[gmx-users] epsilon r
lindahl at stanford.edu
Tue Jun 11 19:42:22 CEST 2002
jozef hritz wrote:
> I have probably naive question. Very often we simulate protein in big box
> of explicit water molecules with epsilon r=1. It would be correct if we
> have polarizability in force field, but we haven't. Are there some
> correction from this point of view in charges of water molecule. If not
> isn't it better to use higher value of epsilon r? The question is what
> value, when for water it's 78 and for proteins around 4. Is it possible to
> put different epsilon r into different regions (e.g. inside and outside of
No - even if most forcefields don't include atomic polarizabilities
there is still molecular polarizability, i.e. the water molecules can
screen charges by their orientation. The effective dielectricity
coefficient isn't 1 for water models like SPC or TIP3 but rather in the
range 60-80. (TIP5P has 81 or something).

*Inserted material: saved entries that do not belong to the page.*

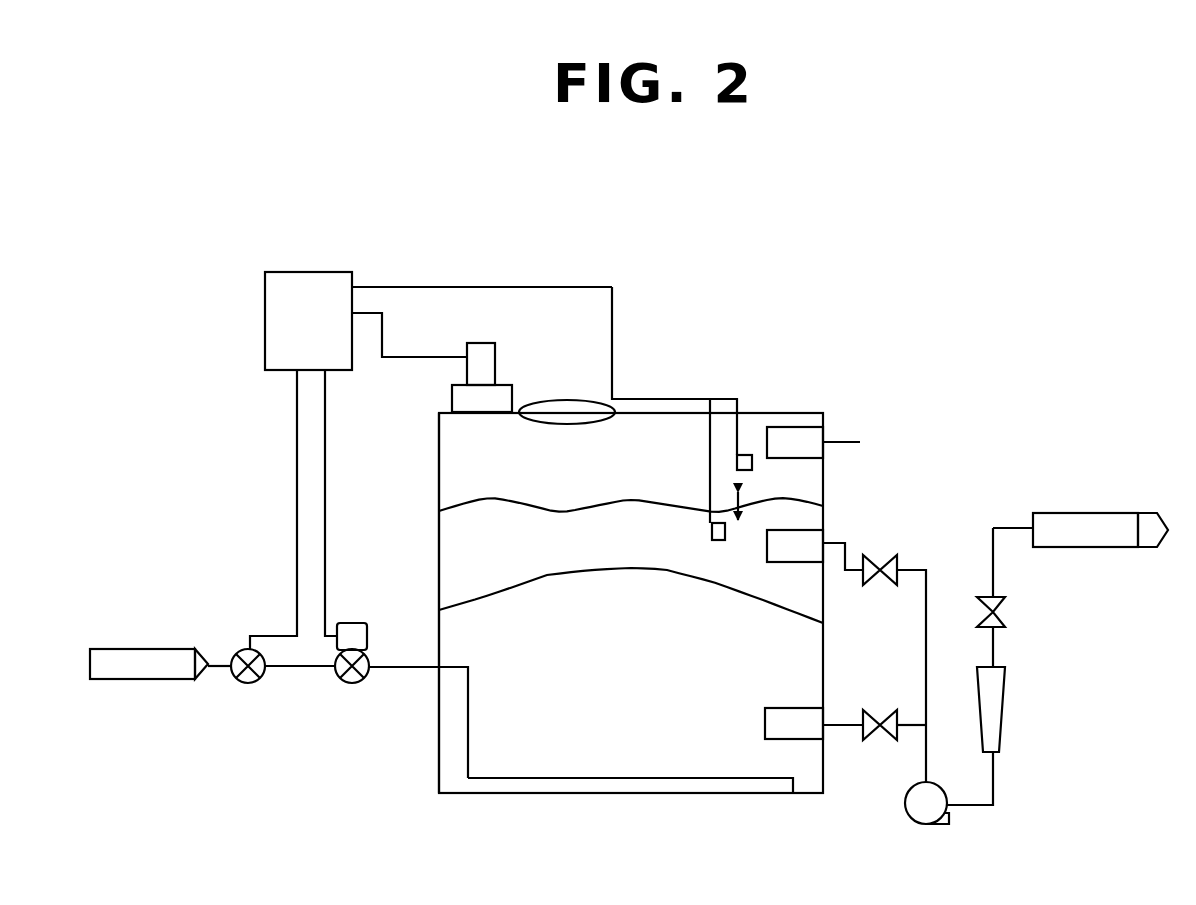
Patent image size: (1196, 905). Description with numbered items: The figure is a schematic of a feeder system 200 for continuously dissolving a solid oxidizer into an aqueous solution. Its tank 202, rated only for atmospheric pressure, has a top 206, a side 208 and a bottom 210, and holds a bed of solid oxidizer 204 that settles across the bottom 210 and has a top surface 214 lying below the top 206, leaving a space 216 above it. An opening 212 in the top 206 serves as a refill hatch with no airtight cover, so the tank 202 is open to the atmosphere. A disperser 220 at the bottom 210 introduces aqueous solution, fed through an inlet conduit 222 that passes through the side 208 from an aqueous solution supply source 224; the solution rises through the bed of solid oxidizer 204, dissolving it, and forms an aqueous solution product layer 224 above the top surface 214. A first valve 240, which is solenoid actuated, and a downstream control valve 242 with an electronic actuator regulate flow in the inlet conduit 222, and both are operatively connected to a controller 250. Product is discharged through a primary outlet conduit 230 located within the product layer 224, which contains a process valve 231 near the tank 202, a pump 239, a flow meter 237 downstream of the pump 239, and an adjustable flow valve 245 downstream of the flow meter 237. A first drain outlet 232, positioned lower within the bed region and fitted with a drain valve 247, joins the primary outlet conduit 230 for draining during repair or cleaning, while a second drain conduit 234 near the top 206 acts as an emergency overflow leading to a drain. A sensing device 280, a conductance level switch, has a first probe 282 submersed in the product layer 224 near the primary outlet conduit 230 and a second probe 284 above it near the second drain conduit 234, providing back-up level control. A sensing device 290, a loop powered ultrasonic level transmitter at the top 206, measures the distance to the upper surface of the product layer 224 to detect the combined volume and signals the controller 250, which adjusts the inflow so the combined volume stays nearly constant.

The feeder system 200 is at (704, 256).
The tank 202 is at (803, 412).
The bed of solid oxidizer 204 is at (642, 701).
The top 206 is at (672, 412).
The side 208 is at (439, 540).
The bottom 210 is at (813, 785).
The opening 212 is at (572, 410).
The top surface 214 is at (545, 572).
The space 216 is at (527, 475).
The disperser 220 is at (607, 784).
The inlet conduit 222 is at (468, 760).
The aqueous solution supply source / aqueous solution product layer 224 is at (125, 658).
The primary outlet conduit 230 is at (918, 568).
The process valve 231 is at (868, 560).
The first drain outlet 232 is at (846, 728).
The second drain conduit 234 is at (862, 440).
The flow meter 237 is at (1000, 730).
The pump 239 is at (921, 815).
The first valve 240 is at (243, 682).
The control valve 242 is at (358, 682).
The adjustable flow valve 245 is at (1006, 611).
The drain valve 247 is at (868, 708).
The controller 250 is at (317, 282).
The sensing device 280 is at (724, 385).
The first probe 282 is at (713, 542).
The second probe 284 is at (665, 461).
The sensing device 290 is at (477, 350).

Unless the forcefield was explicitly designed for a different epsilon
you shouldn't use anything but 1.0.
> Next thing is concerning with implicit solvent. In mailing list I red that
> Erik had problems with effective calculation of protein surface so there
> was problem with dynamics (how does it look now?). Is it possible to
> implement implicit solvent for single point calculations?
The problem is getting the exact derivatives of the surface area when
atom spheres intersect. We have code that does this now based on
Delaynay triangulation (it just has to be implemented), and Vijay
Pande's group at stanford are implementing a simpler model (perturbation
-based, less exact) that they are programming in Gromacs.
It should appear in 4.0, I think....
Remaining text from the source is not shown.